厄払いにお参りでもしていくのかと思ったら、おじいさんがトランクから俺の荷物を出して渡してくれたので、どうやら目的地はこのあたりらしい。

 

とりあえずお土産をひとつ渡して、おじいさんとはその場で別れた。

 

「さ、圭一。ボクたちのお家にご案内するのです」

 

と言って、梨花ちゃんは自分の荷物を背負うとひょいひょいと石段を登り始める。

 

「って、この上にあるのか?」

 

「言いませんでしたか? ボクは古手神社の巫女さんなのです」

 

なんと、梨花ちゃんは神社の子だったのか……いわれてみれば、髪型とかちょっと巫女さんっぽいかもしれないな。重い荷物にひいこら言いながら苦労して石段を登りきると、思ったより立派な神社の境内だった。社務所かと思った建物は近寄ってみると集会所という看板がついていたので、どうも俺の住む場所はここではないらしい。

 

そのまま裏手に回る梨花ちゃんについていくと、背後を森に囲まれたおんぼろの倉庫みたいな建物の前に出た。

 

「なあ……まさか、これが……」

 

「はい、ボクのお家なのです。1階は地区の防災倉庫になっているのですよ」

 

す、住めるんだろうか……これ。

 

「そういえば、お父さんやお母さんはいないって言ってたけど……お姉さんは、やっぱり神主さんをしてるのか?」

 

女の神主さんがいるのかどうかは知らないけど、梨花ちゃんはお姉さんと二人暮らしだって言ってたから、その人が神社を継いでいるのだろうか。

 

「羽入はボクと同じ学校に通ってますですよ?」

 

……って、小学生かよ!?

 

しかも俺を含めて子供ばっかりで3人で暮らすのかよ!?

 

「羽入~、ただいまなのです!」

 

で、防災倉庫こと梨花ちゃんハウスに入ってみると、梨花ちゃんとそう背丈もかわらない女の子が顔を出した。

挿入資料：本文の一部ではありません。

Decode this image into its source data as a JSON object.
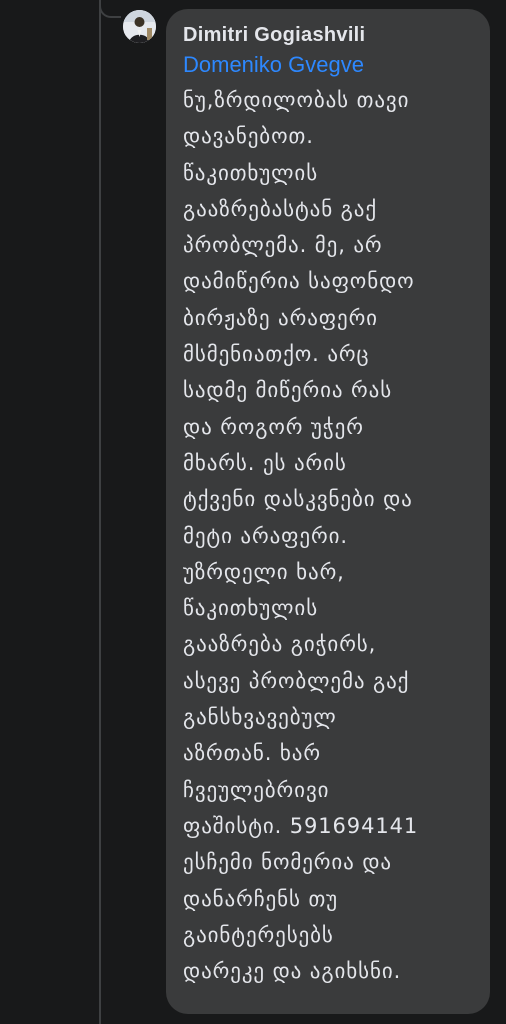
{
  "comment": {
    "author": "Dimitri Gogiashvili",
    "mention": "Domeniko Gvegve",
    "lines": [
      "ნუ,ზრდილობას თავი",
      "დავანებოთ.",
      "წაკითხულის",
      "გააზრებასტან გაქ",
      "პრობლემა. მე, არ",
      "დამიწერია საფონდო",
      "ბირჟაზე არაფერი",
      "მსმენიათქო. არც",
      "სადმე მიწერია რას",
      "და როგორ უჭერ",
      "მხარს. ეს არის",
      "ტქვენი დასკვნები და",
      "მეტი არაფერი.",
      "უზრდელი ხარ,",
      "წაკითხულის",
      "გააზრება გიჭირს,",
      "ასევე პრობლემა გაქ",
      "განსხვავებულ",
      "აზრთან. ხარ",
      "ჩვეულებრივი",
      "ფაშისტი. 591694141",
      "ესჩემი ნომერია და",
      "დანარჩენს თუ",
      "გაინტერესებს",
      "დარეკე და აგიხსნი."
    ]
  },
  "colors": {
    "background": "#18191a",
    "bubble": "#3a3b3c",
    "text": "#e4e6eb",
    "mention": "#2d88ff",
    "thread_line": "#3e4042"
  },
  "icons": {
    "avatar": "profile-photo"
  }
}
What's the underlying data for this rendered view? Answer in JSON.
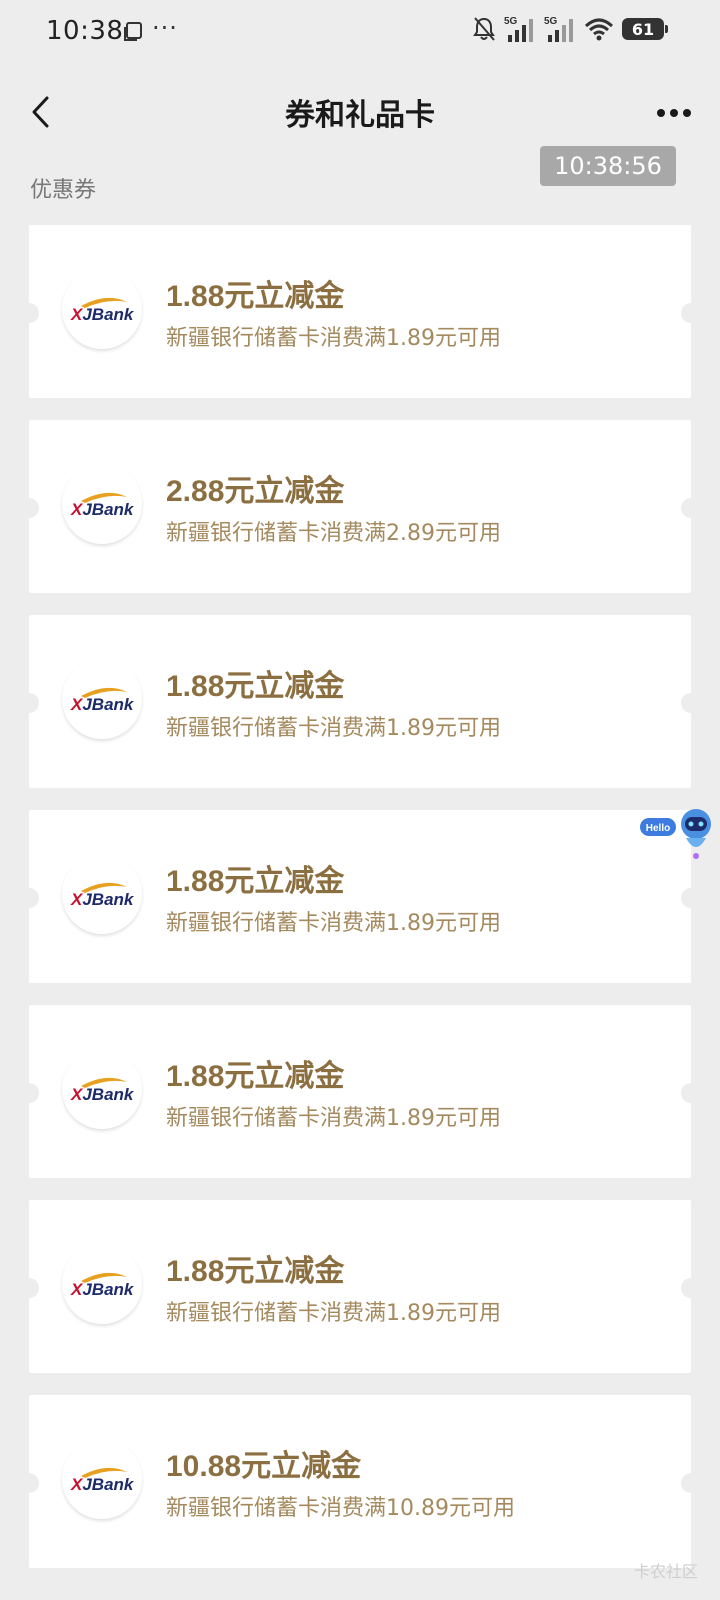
{
  "status_bar": {
    "time": "10:38",
    "dots": "···",
    "network_1": "5G",
    "network_2": "5G",
    "battery": "61"
  },
  "nav": {
    "title": "券和礼品卡"
  },
  "timestamp_badge": "10:38:56",
  "section": {
    "title": "优惠券"
  },
  "coupons": [
    {
      "title": "1.88元立减金",
      "desc": "新疆银行储蓄卡消费满1.89元可用",
      "logo": "XJBank"
    },
    {
      "title": "2.88元立减金",
      "desc": "新疆银行储蓄卡消费满2.89元可用",
      "logo": "XJBank"
    },
    {
      "title": "1.88元立减金",
      "desc": "新疆银行储蓄卡消费满1.89元可用",
      "logo": "XJBank"
    },
    {
      "title": "1.88元立减金",
      "desc": "新疆银行储蓄卡消费满1.89元可用",
      "logo": "XJBank"
    },
    {
      "title": "1.88元立减金",
      "desc": "新疆银行储蓄卡消费满1.89元可用",
      "logo": "XJBank"
    },
    {
      "title": "1.88元立减金",
      "desc": "新疆银行储蓄卡消费满1.89元可用",
      "logo": "XJBank"
    },
    {
      "title": "10.88元立减金",
      "desc": "新疆银行储蓄卡消费满10.89元可用",
      "logo": "XJBank"
    }
  ],
  "assistant": {
    "bubble": "Hello"
  },
  "watermark": "卡农社区",
  "colors": {
    "background": "#ededed",
    "coupon_title": "#8c6f41",
    "coupon_desc": "#a48a5e",
    "bank_red": "#c8102e",
    "bank_navy": "#1d2b6b",
    "bank_gold": "#e8a020"
  },
  "icons": {
    "back": "chevron-left-icon",
    "more": "more-dots-icon",
    "copy": "copy-icon",
    "mute": "bell-off-icon",
    "signal": "signal-bars-icon",
    "wifi": "wifi-icon",
    "assistant": "robot-icon"
  }
}
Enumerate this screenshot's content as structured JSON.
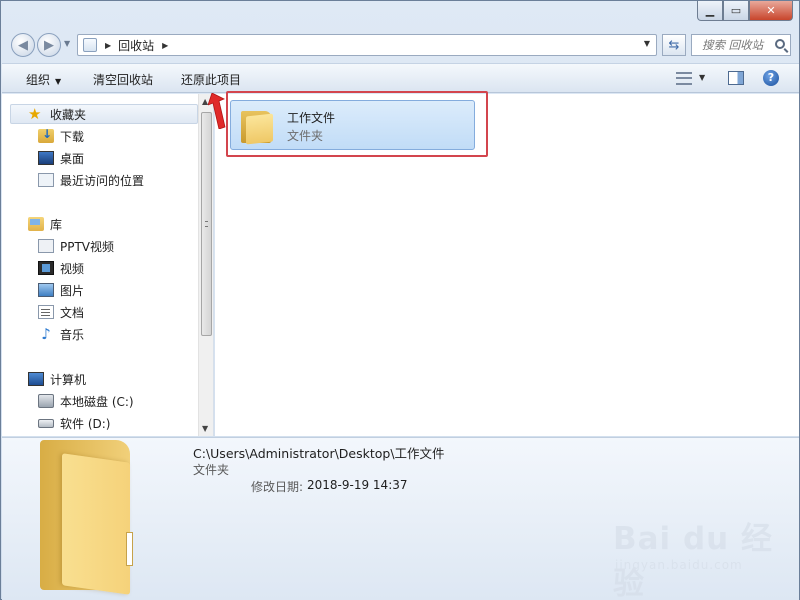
{
  "address_bar": {
    "breadcrumb": "回收站",
    "search_placeholder": "搜索 回收站"
  },
  "toolbar": {
    "organize_label": "组织",
    "empty_recycle_bin_label": "清空回收站",
    "restore_item_label": "还原此项目"
  },
  "navigation": {
    "favorites": {
      "label": "收藏夹",
      "items": [
        "下载",
        "桌面",
        "最近访问的位置"
      ]
    },
    "libraries": {
      "label": "库",
      "items": [
        "PPTV视频",
        "视频",
        "图片",
        "文档",
        "音乐"
      ]
    },
    "computer": {
      "label": "计算机",
      "items": [
        "本地磁盘 (C:)",
        "软件 (D:)"
      ]
    }
  },
  "content": {
    "items": [
      {
        "name": "工作文件",
        "type": "文件夹",
        "icon": "folder-icon"
      }
    ]
  },
  "details_pane": {
    "path": "C:\\Users\\Administrator\\Desktop\\工作文件",
    "type": "文件夹",
    "modified_label": "修改日期:",
    "modified_value": "2018-9-19 14:37"
  },
  "watermark": {
    "logo": "Bai du 经验",
    "url": "jingyan.baidu.com"
  },
  "colors": {
    "selection": "#c1dcf7",
    "annotation_red": "#d3454d"
  }
}
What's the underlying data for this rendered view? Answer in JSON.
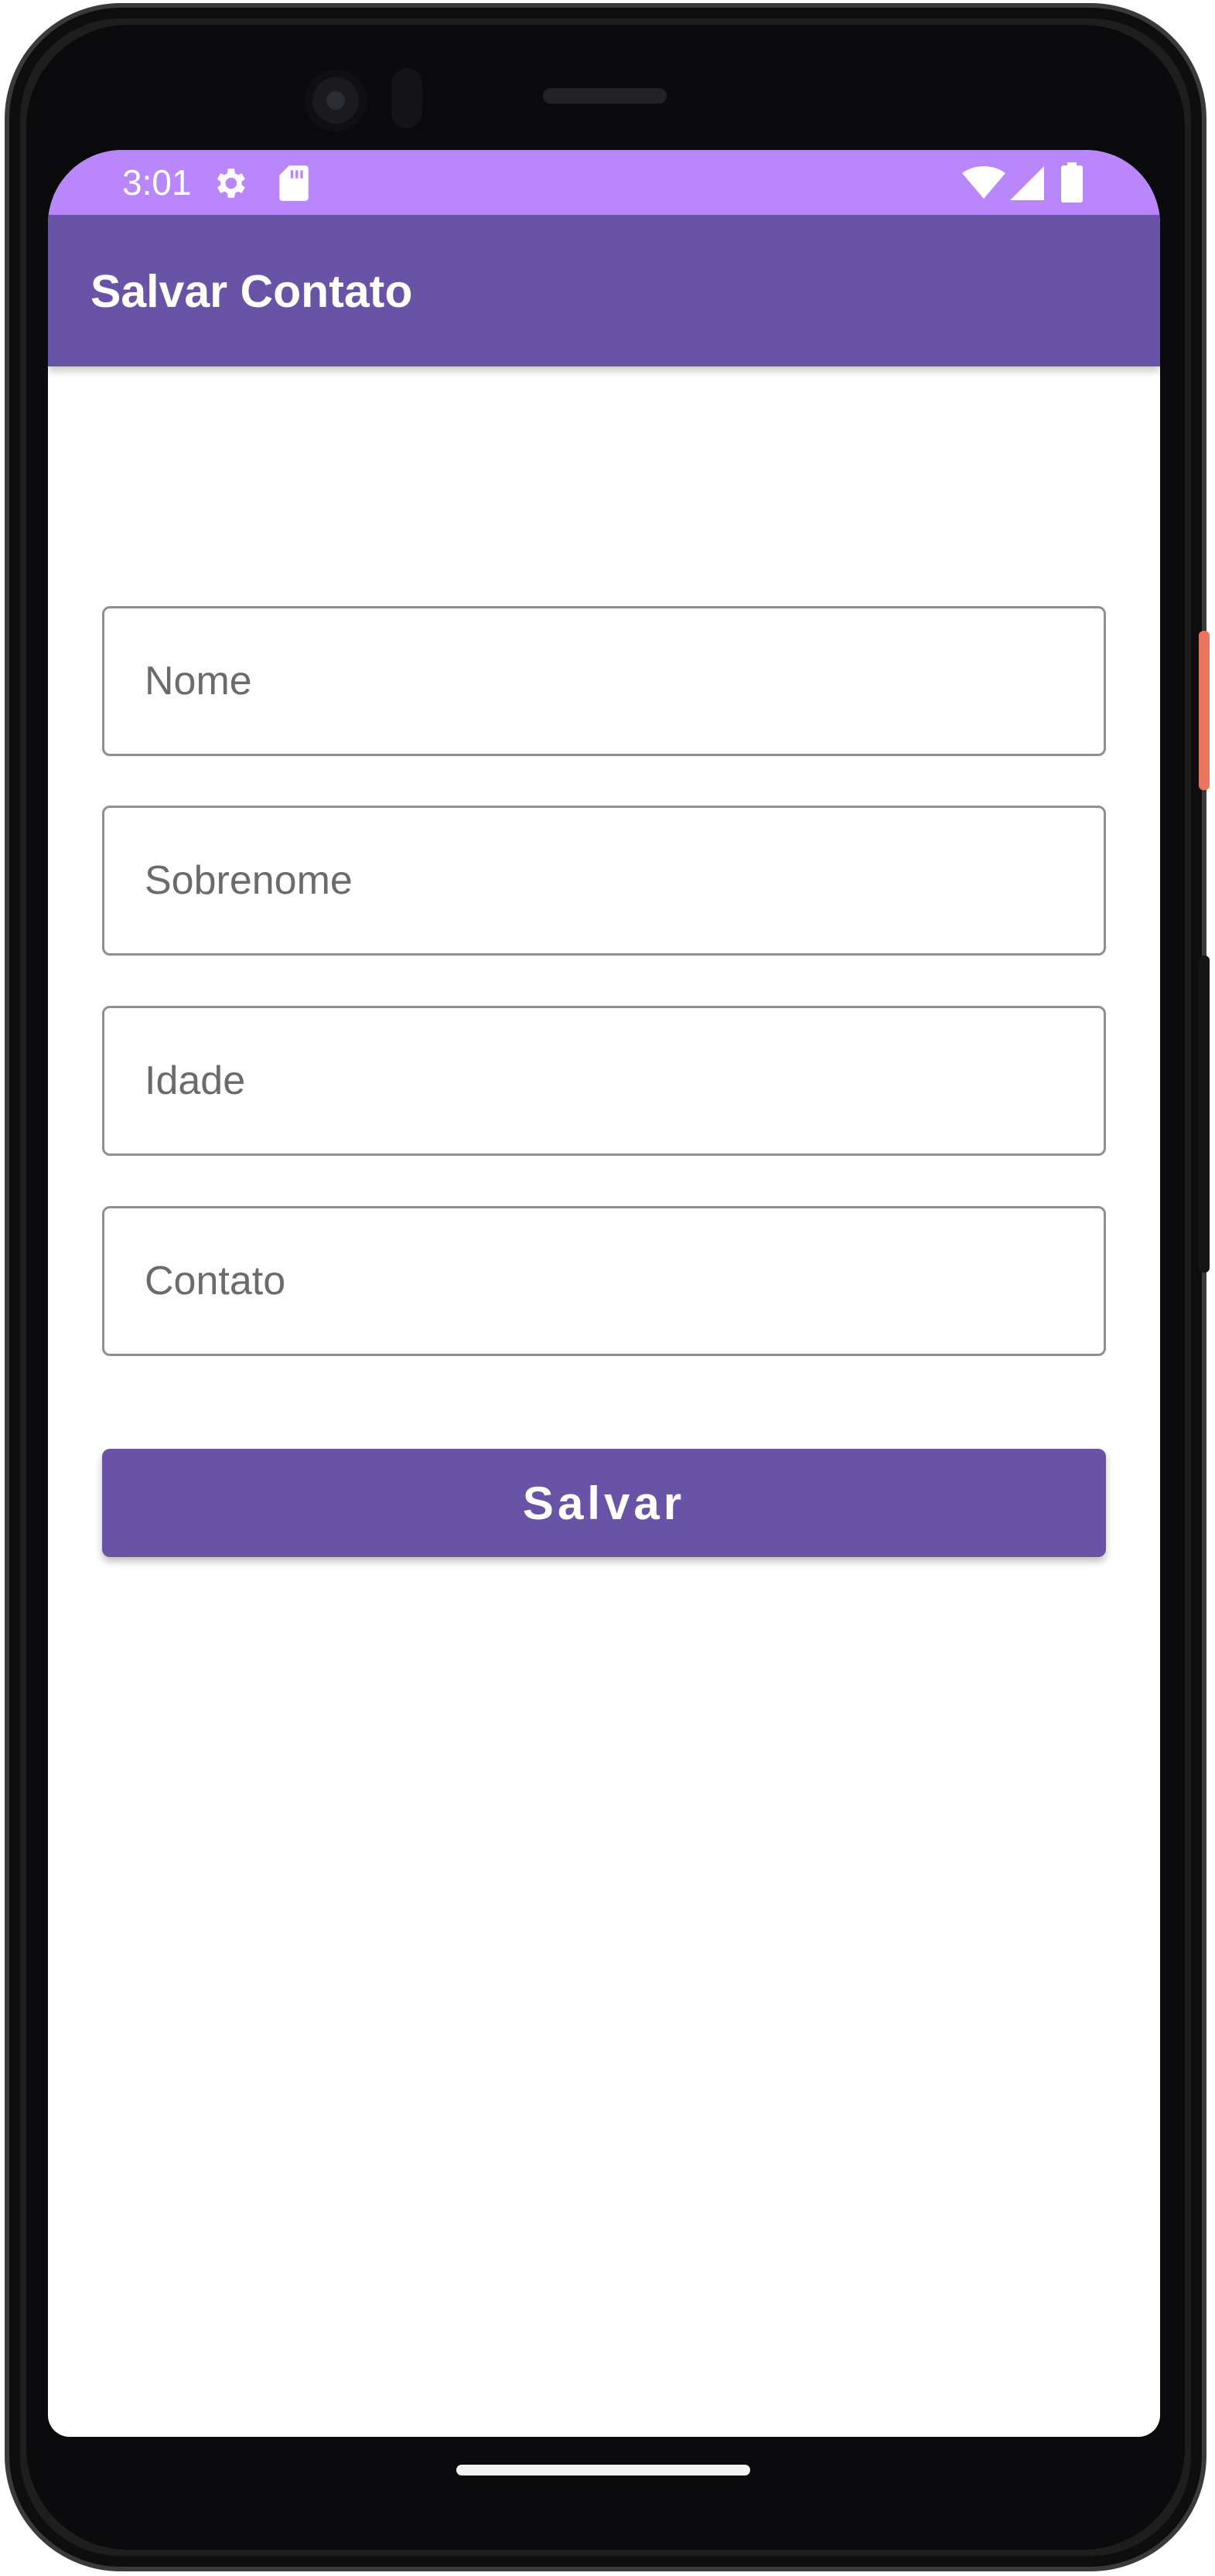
{
  "status_bar": {
    "time": "3:01",
    "color": "#b986fb",
    "icons": [
      "settings-icon",
      "sd-card-icon",
      "wifi-icon",
      "cell-signal-icon",
      "battery-icon"
    ]
  },
  "app_bar": {
    "title": "Salvar Contato",
    "color": "#6953a6"
  },
  "form": {
    "fields": [
      {
        "placeholder": "Nome",
        "value": ""
      },
      {
        "placeholder": "Sobrenome",
        "value": ""
      },
      {
        "placeholder": "Idade",
        "value": ""
      },
      {
        "placeholder": "Contato",
        "value": ""
      }
    ],
    "save_label": "Salvar"
  }
}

目を引くのは、代わった光沢を持つ髪の毛……よりも、頭の横に立派な角があることだった。アクセサリー……にしては飾り気がない。

 

「梨花ぁ! もう、心配させすぎなのです!」

 

泣きそうな様子で梨花ちゃんを抱きしめる様子からは姉の威厳とかそういうものはあまり感じられなかったが、梨花ちゃんへの愛情だけは感じられて、微笑ましいやら申し訳ないやらで複雑な気持ちだった。

 

「え、えーと……前原圭一です、よろしく」

 

梨花ちゃんに言われて買っておいたシュークリームを渡すと、とろけそうな笑みをこぼして受け取ってくれた。間違いなく好物なのだとひと目でわかる反応だった。

 

「あぅ、ありがとうです! 僕は古手羽入なのです……妹が、梨花がお世話になりましたのです。狭い家ですけど、自分の家だと思ってくつろいでほしいのです」

 

ぺこりと頭を下げる。

 

どうやら羽入ちゃんも、梨花ちゃんのホラ話を吹き込まれているらしい。

 

……もっとも、そうでなければ梨花ちゃんを傷つけた犯人の俺と一緒に暮らそうなんて考えもしないだろうけど。そもそも、傷つけられた梨花ちゃん本人がどうしてそこまでして俺をこの村に引っ張り込みたいのかが最大の謎だ。

 

「圭一は美少女姉妹を両手に花なのです。三国一の幸せ者ですよ。にぱ~☆」

 

いや、自分で言うな。確かに男としてはロマンあふれる状況だけど……俺の人生は一発の銃弾、それもしょぼいBB弾でとんでもないことになってしまった気がするぞ!?

 

「みっみっみ♪」

 

ともかく、こうして俺の雛見沢での生活が始まったのだった。